Изменить размер шрифта - +
На столе муравьино-рыжего цвета разметались тарелки, грязные ножи, вилки и ложки, бокалы с винным ободком вокруг основания ножки, огрызки и кожура фруктов, хлебные корки. В салатнице увязли в лужице масла жирные листья салата. Посреди стола кривобокая, полупустая бутылка. Окно, разумеется, закрыто; солнечный луч, припекая сквозь стекло, достряпывает остатки еды в тарелках. Кислый запах тухлятины застревает в ноздрях. Сколько же их тут было? Насчитываю четыре салфетки и четыре стула: два складных, трубчатых, из кухни и два деревянных, из гостиной. С риском для самой себя из мойки вздымается гора грязной посуды, отсюда я заключаю, что по неведомым мне причинам домработница не появлялась уже дня три. Опускаю глаза. Тонкая струйка муравьев вытекает из угла под кухонным окном, пересекает пол, взбирается по ножке стола и впадает в кишащее коричневое месиво одной из тарелок. Бросаю взгляд на плиту: к алюминиевой стенке огромной пустой кастрюли приклеилось несколько пожелтевших макаронин. Плита сплошь заляпана сочными пятнами томатного соуса. Притворяю дверь в кухню и спрашиваю у „него“ язвительно: „- Что, это вонища, этот бедлам тебя тоже возбуждают? — Почему бы и нет?“ Снова погружаюсь в темноту. Как и прежде, на ощупь пробираюсь в конец коридора. Там, в глубине, наша спальня. Неожиданно из боковой двери до слуха долетает детский голосок. Он не говорит и не поет, а издает какие-то нечленораздельные звуки, нечто среднее между словом и пением. Это мой сын Чезарино.
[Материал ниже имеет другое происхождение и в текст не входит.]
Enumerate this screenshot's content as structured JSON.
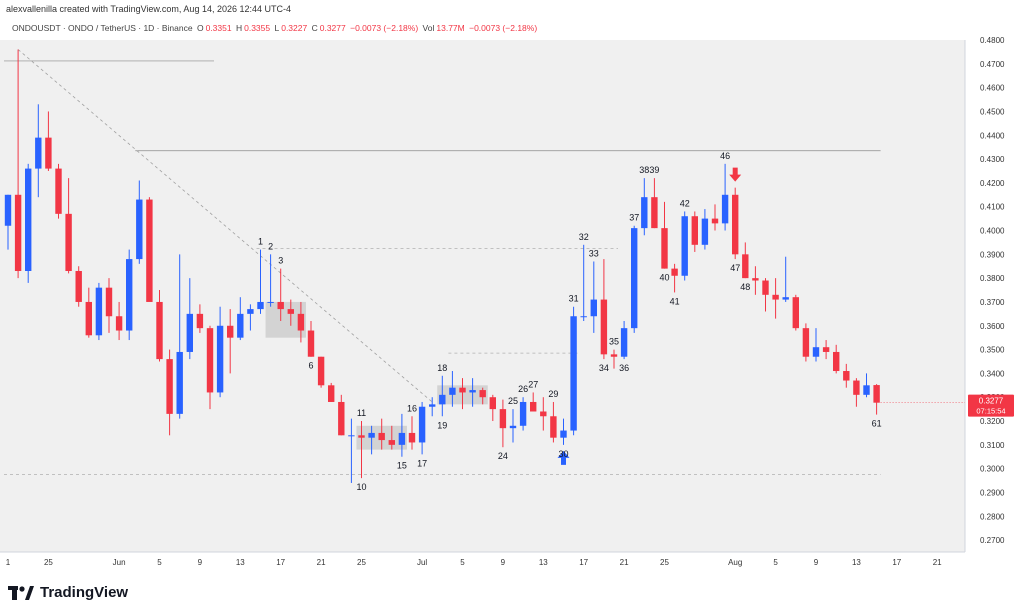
{
  "header": {
    "attribution": "alexvallenilla created with TradingView.com, Aug 14, 2026 12:44 UTC-4",
    "symbol": "ONDOUSDT · ONDO / TetherUS · 1D · Binance",
    "o_label": "O",
    "o_value": "0.3351",
    "h_label": "H",
    "h_value": "0.3355",
    "l_label": "L",
    "l_value": "0.3227",
    "c_label": "C",
    "c_value": "0.3277",
    "change": "−0.0073 (−2.18%)",
    "vol_label": "Vol",
    "vol_value": "13.77M",
    "vol_change": "−0.0073 (−2.18%)"
  },
  "price_tag": {
    "price": "0.3277",
    "countdown": "07:15:54",
    "color": "#f23645"
  },
  "footer": {
    "brand": "TradingView"
  },
  "colors": {
    "up": "#2962ff",
    "down": "#f23645",
    "grid": "#e0e3eb",
    "background": "#f0f0f0"
  },
  "chart_data": {
    "type": "candlestick",
    "ylim": [
      0.265,
      0.48
    ],
    "yticks": [
      "0.2700",
      "0.2800",
      "0.2900",
      "0.3000",
      "0.3100",
      "0.3200",
      "0.3300",
      "0.3400",
      "0.3500",
      "0.3600",
      "0.3700",
      "0.3800",
      "0.3900",
      "0.4000",
      "0.4100",
      "0.4200",
      "0.4300",
      "0.4400",
      "0.4500",
      "0.4600",
      "0.4700",
      "0.4800"
    ],
    "xticks": [
      {
        "i": 0,
        "label": "1"
      },
      {
        "i": 4,
        "label": "25"
      },
      {
        "i": 11,
        "label": "Jun"
      },
      {
        "i": 15,
        "label": "5"
      },
      {
        "i": 19,
        "label": "9"
      },
      {
        "i": 23,
        "label": "13"
      },
      {
        "i": 27,
        "label": "17"
      },
      {
        "i": 31,
        "label": "21"
      },
      {
        "i": 35,
        "label": "25"
      },
      {
        "i": 41,
        "label": "Jul"
      },
      {
        "i": 45,
        "label": "5"
      },
      {
        "i": 49,
        "label": "9"
      },
      {
        "i": 53,
        "label": "13"
      },
      {
        "i": 57,
        "label": "17"
      },
      {
        "i": 61,
        "label": "21"
      },
      {
        "i": 65,
        "label": "25"
      },
      {
        "i": 72,
        "label": "Aug"
      },
      {
        "i": 76,
        "label": "5"
      },
      {
        "i": 80,
        "label": "9"
      },
      {
        "i": 84,
        "label": "13"
      },
      {
        "i": 88,
        "label": "17"
      },
      {
        "i": 92,
        "label": "21"
      }
    ],
    "candles": [
      [
        0.402,
        0.415,
        0.392,
        0.415
      ],
      [
        0.415,
        0.476,
        0.38,
        0.383
      ],
      [
        0.383,
        0.428,
        0.378,
        0.426
      ],
      [
        0.426,
        0.453,
        0.414,
        0.439
      ],
      [
        0.439,
        0.45,
        0.425,
        0.426
      ],
      [
        0.426,
        0.428,
        0.405,
        0.407
      ],
      [
        0.407,
        0.422,
        0.382,
        0.383
      ],
      [
        0.383,
        0.385,
        0.368,
        0.37
      ],
      [
        0.37,
        0.376,
        0.355,
        0.356
      ],
      [
        0.356,
        0.378,
        0.354,
        0.376
      ],
      [
        0.376,
        0.38,
        0.357,
        0.364
      ],
      [
        0.364,
        0.37,
        0.354,
        0.358
      ],
      [
        0.358,
        0.392,
        0.354,
        0.388
      ],
      [
        0.388,
        0.421,
        0.386,
        0.413
      ],
      [
        0.413,
        0.414,
        0.372,
        0.37
      ],
      [
        0.37,
        0.375,
        0.345,
        0.346
      ],
      [
        0.346,
        0.35,
        0.314,
        0.323
      ],
      [
        0.323,
        0.39,
        0.321,
        0.349
      ],
      [
        0.349,
        0.38,
        0.346,
        0.365
      ],
      [
        0.365,
        0.369,
        0.357,
        0.359
      ],
      [
        0.359,
        0.36,
        0.325,
        0.332
      ],
      [
        0.332,
        0.368,
        0.33,
        0.36
      ],
      [
        0.36,
        0.367,
        0.34,
        0.355
      ],
      [
        0.355,
        0.372,
        0.354,
        0.365
      ],
      [
        0.365,
        0.369,
        0.358,
        0.367
      ],
      [
        0.367,
        0.392,
        0.365,
        0.37
      ],
      [
        0.37,
        0.39,
        0.368,
        0.37
      ],
      [
        0.37,
        0.384,
        0.362,
        0.367
      ],
      [
        0.367,
        0.371,
        0.36,
        0.365
      ],
      [
        0.365,
        0.37,
        0.353,
        0.358
      ],
      [
        0.358,
        0.362,
        0.347,
        0.347
      ],
      [
        0.347,
        0.347,
        0.334,
        0.335
      ],
      [
        0.335,
        0.336,
        0.328,
        0.328
      ],
      [
        0.328,
        0.331,
        0.314,
        0.314
      ],
      [
        0.314,
        0.321,
        0.294,
        0.314
      ],
      [
        0.314,
        0.32,
        0.296,
        0.313
      ],
      [
        0.313,
        0.318,
        0.306,
        0.315
      ],
      [
        0.315,
        0.321,
        0.308,
        0.312
      ],
      [
        0.312,
        0.318,
        0.308,
        0.31
      ],
      [
        0.31,
        0.323,
        0.305,
        0.315
      ],
      [
        0.315,
        0.322,
        0.308,
        0.311
      ],
      [
        0.311,
        0.328,
        0.306,
        0.326
      ],
      [
        0.326,
        0.33,
        0.322,
        0.327
      ],
      [
        0.327,
        0.339,
        0.322,
        0.331
      ],
      [
        0.331,
        0.341,
        0.326,
        0.334
      ],
      [
        0.334,
        0.338,
        0.325,
        0.332
      ],
      [
        0.332,
        0.338,
        0.326,
        0.333
      ],
      [
        0.333,
        0.334,
        0.327,
        0.33
      ],
      [
        0.33,
        0.331,
        0.32,
        0.325
      ],
      [
        0.325,
        0.329,
        0.309,
        0.317
      ],
      [
        0.317,
        0.325,
        0.311,
        0.318
      ],
      [
        0.318,
        0.33,
        0.316,
        0.328
      ],
      [
        0.328,
        0.332,
        0.324,
        0.324
      ],
      [
        0.324,
        0.33,
        0.316,
        0.322
      ],
      [
        0.322,
        0.328,
        0.311,
        0.313
      ],
      [
        0.313,
        0.321,
        0.31,
        0.316
      ],
      [
        0.316,
        0.368,
        0.314,
        0.364
      ],
      [
        0.364,
        0.394,
        0.362,
        0.364
      ],
      [
        0.364,
        0.387,
        0.357,
        0.371
      ],
      [
        0.371,
        0.388,
        0.346,
        0.348
      ],
      [
        0.348,
        0.35,
        0.342,
        0.347
      ],
      [
        0.347,
        0.362,
        0.346,
        0.359
      ],
      [
        0.359,
        0.402,
        0.357,
        0.401
      ],
      [
        0.401,
        0.422,
        0.398,
        0.414
      ],
      [
        0.414,
        0.422,
        0.401,
        0.401
      ],
      [
        0.401,
        0.412,
        0.384,
        0.384
      ],
      [
        0.384,
        0.386,
        0.374,
        0.381
      ],
      [
        0.381,
        0.408,
        0.379,
        0.406
      ],
      [
        0.406,
        0.408,
        0.391,
        0.394
      ],
      [
        0.394,
        0.409,
        0.392,
        0.405
      ],
      [
        0.405,
        0.411,
        0.4,
        0.403
      ],
      [
        0.403,
        0.428,
        0.4,
        0.415
      ],
      [
        0.415,
        0.418,
        0.388,
        0.39
      ],
      [
        0.39,
        0.395,
        0.38,
        0.38
      ],
      [
        0.38,
        0.385,
        0.373,
        0.379
      ],
      [
        0.379,
        0.38,
        0.366,
        0.373
      ],
      [
        0.373,
        0.38,
        0.363,
        0.371
      ],
      [
        0.371,
        0.389,
        0.37,
        0.372
      ],
      [
        0.372,
        0.373,
        0.358,
        0.359
      ],
      [
        0.359,
        0.361,
        0.345,
        0.347
      ],
      [
        0.347,
        0.359,
        0.345,
        0.351
      ],
      [
        0.351,
        0.354,
        0.346,
        0.349
      ],
      [
        0.349,
        0.352,
        0.34,
        0.341
      ],
      [
        0.341,
        0.344,
        0.334,
        0.337
      ],
      [
        0.337,
        0.338,
        0.326,
        0.331
      ],
      [
        0.331,
        0.34,
        0.33,
        0.335
      ],
      [
        0.3351,
        0.3355,
        0.3227,
        0.3277
      ]
    ],
    "labels": [
      {
        "i": 25,
        "text": "1",
        "pos": "above"
      },
      {
        "i": 26,
        "text": "2",
        "pos": "above"
      },
      {
        "i": 27,
        "text": "3",
        "pos": "above"
      },
      {
        "i": 30,
        "text": "6",
        "pos": "below"
      },
      {
        "i": 35,
        "text": "10",
        "pos": "below"
      },
      {
        "i": 35,
        "text": "11",
        "pos": "above"
      },
      {
        "i": 39,
        "text": "15",
        "pos": "below"
      },
      {
        "i": 40,
        "text": "16",
        "pos": "above"
      },
      {
        "i": 41,
        "text": "17",
        "pos": "below"
      },
      {
        "i": 43,
        "text": "18",
        "pos": "above"
      },
      {
        "i": 43,
        "text": "19",
        "pos": "below"
      },
      {
        "i": 49,
        "text": "24",
        "pos": "below"
      },
      {
        "i": 50,
        "text": "25",
        "pos": "above"
      },
      {
        "i": 51,
        "text": "26",
        "pos": "above"
      },
      {
        "i": 52,
        "text": "27",
        "pos": "above"
      },
      {
        "i": 54,
        "text": "29",
        "pos": "above"
      },
      {
        "i": 55,
        "text": "30",
        "pos": "below"
      },
      {
        "i": 56,
        "text": "31",
        "pos": "above"
      },
      {
        "i": 57,
        "text": "32",
        "pos": "above"
      },
      {
        "i": 58,
        "text": "33",
        "pos": "above"
      },
      {
        "i": 59,
        "text": "34",
        "pos": "below"
      },
      {
        "i": 60,
        "text": "35",
        "pos": "above"
      },
      {
        "i": 61,
        "text": "36",
        "pos": "below"
      },
      {
        "i": 62,
        "text": "37",
        "pos": "above"
      },
      {
        "i": 63,
        "text": "38",
        "pos": "above"
      },
      {
        "i": 64,
        "text": "39",
        "pos": "above"
      },
      {
        "i": 65,
        "text": "40",
        "pos": "below"
      },
      {
        "i": 66,
        "text": "41",
        "pos": "below"
      },
      {
        "i": 67,
        "text": "42",
        "pos": "above"
      },
      {
        "i": 71,
        "text": "46",
        "pos": "above"
      },
      {
        "i": 72,
        "text": "47",
        "pos": "below"
      },
      {
        "i": 73,
        "text": "48",
        "pos": "below"
      },
      {
        "i": 86,
        "text": "61",
        "pos": "below"
      }
    ],
    "hlines": [
      {
        "price": 0.4712,
        "i0": 0,
        "i1": 20,
        "style": "solid"
      },
      {
        "price": 0.4335,
        "i0": 13,
        "i1": 86,
        "style": "solid"
      },
      {
        "price": 0.3925,
        "i0": 25,
        "i1": 60,
        "style": "dashed"
      },
      {
        "price": 0.3485,
        "i0": 44,
        "i1": 56,
        "style": "dashed"
      },
      {
        "price": 0.2975,
        "i0": 0,
        "i1": 86,
        "style": "dashed"
      }
    ],
    "trendline": {
      "from": [
        1,
        0.476
      ],
      "to": [
        42,
        0.328
      ]
    },
    "boxes": [
      {
        "i0": 26,
        "i1": 29,
        "p0": 0.355,
        "p1": 0.37
      },
      {
        "i0": 35,
        "i1": 39,
        "p0": 0.308,
        "p1": 0.318
      },
      {
        "i0": 43,
        "i1": 47,
        "p0": 0.327,
        "p1": 0.335
      }
    ],
    "arrows": [
      {
        "i": 55,
        "dir": "up",
        "color": "#2962ff"
      },
      {
        "i": 72,
        "dir": "down",
        "color": "#f23645"
      }
    ]
  }
}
Колеблюсь и все же, несмотря на „его“ протесты („давай сначала к Фаусте, с мальчуганом потом, а то Фауста встанет, и ты уже не застигнешь ее врасплох в постели“ и т. д. и т. п.), открываю дверь.

Комната залита светом. В самом центре стоит деревянный розовый манеж. Внутри манежа матрасик, вокруг которого уйма разных игрушек. Чезарино, совсем голенький, стоит на ножках, уцепившись ручонками за перекладину манежа, и лопочет себе что-то невнятное и радостное, слышанное мной в коридоре. Как же так, Чезарино уже проснулся, умыт и, судя по всему, покормлен, а весь дом как будто еще объят крепким сном? Домысливаю: Фауста укладывает малыша вместе с собой; значит, она встала, умыла и накормила его, засунула в манеж, а сама отправилась досыпать.

Подхожу к манежу и смотрю на Чезарино. У него непоправимо плебейское лицо; при виде такого лица поневоле восклицаешь: „Ну и заморыш!“ Жиденькие тускло-русые кудряшки; небесно-водянистые глаза с изначальным налетом нахальства; бескровные щеки с двумя грубо очерченными красными пятнами на каждой скуле; нос словно мясистая закорючка; раздутые ноздри, испещренные алыми прожилками; бесформенный, слегка перекошенный рот, почти как у зайца. Смотрю на него, и снова, в который уж раз, в голову приходит мысль: „Нет, не может он быть моим сыном“. Тут же, ни с того ни с сего, „он“ вмешивается: „- А вот и может! — Так ведь он блондин, с голубыми глазами, орлиным носом, светлой кожей. А у меня, между прочим, кожа смуглая, волосы и глаза темные, нос прямой.

— Подумаешь! Твой это сын. Я-то точно знаю.

— С каких это пор… да еще и точно? — Я чую, если на моем месте „чужак“ побывал — хотя бы раз.

— Как чуешь? — По тому, как я себя подаю и как меня принимают. По тому, как я распаляюсь и распаляюсь. По удовольствию, которое доставляю и получаю.

— А я вот чую, что Чезарино не может быть моим сыном! — Ни шиша ты не чуешь. Просто зациклился на своем пунктике.

— Каком еще пунктике? — А таком, что, по-твоему, способность производить на свет детей и художественное творчество — как два крана с водой. Откроешь один — другой перекроется, и наоборот.

— Да от кого ты этого набрался? — От тебя же и набрался, или не помнишь? Сам мне внушал: „Ничего не поделаешь, в моем сознании Чезарино и мой фильм неразрывно связаны между собой.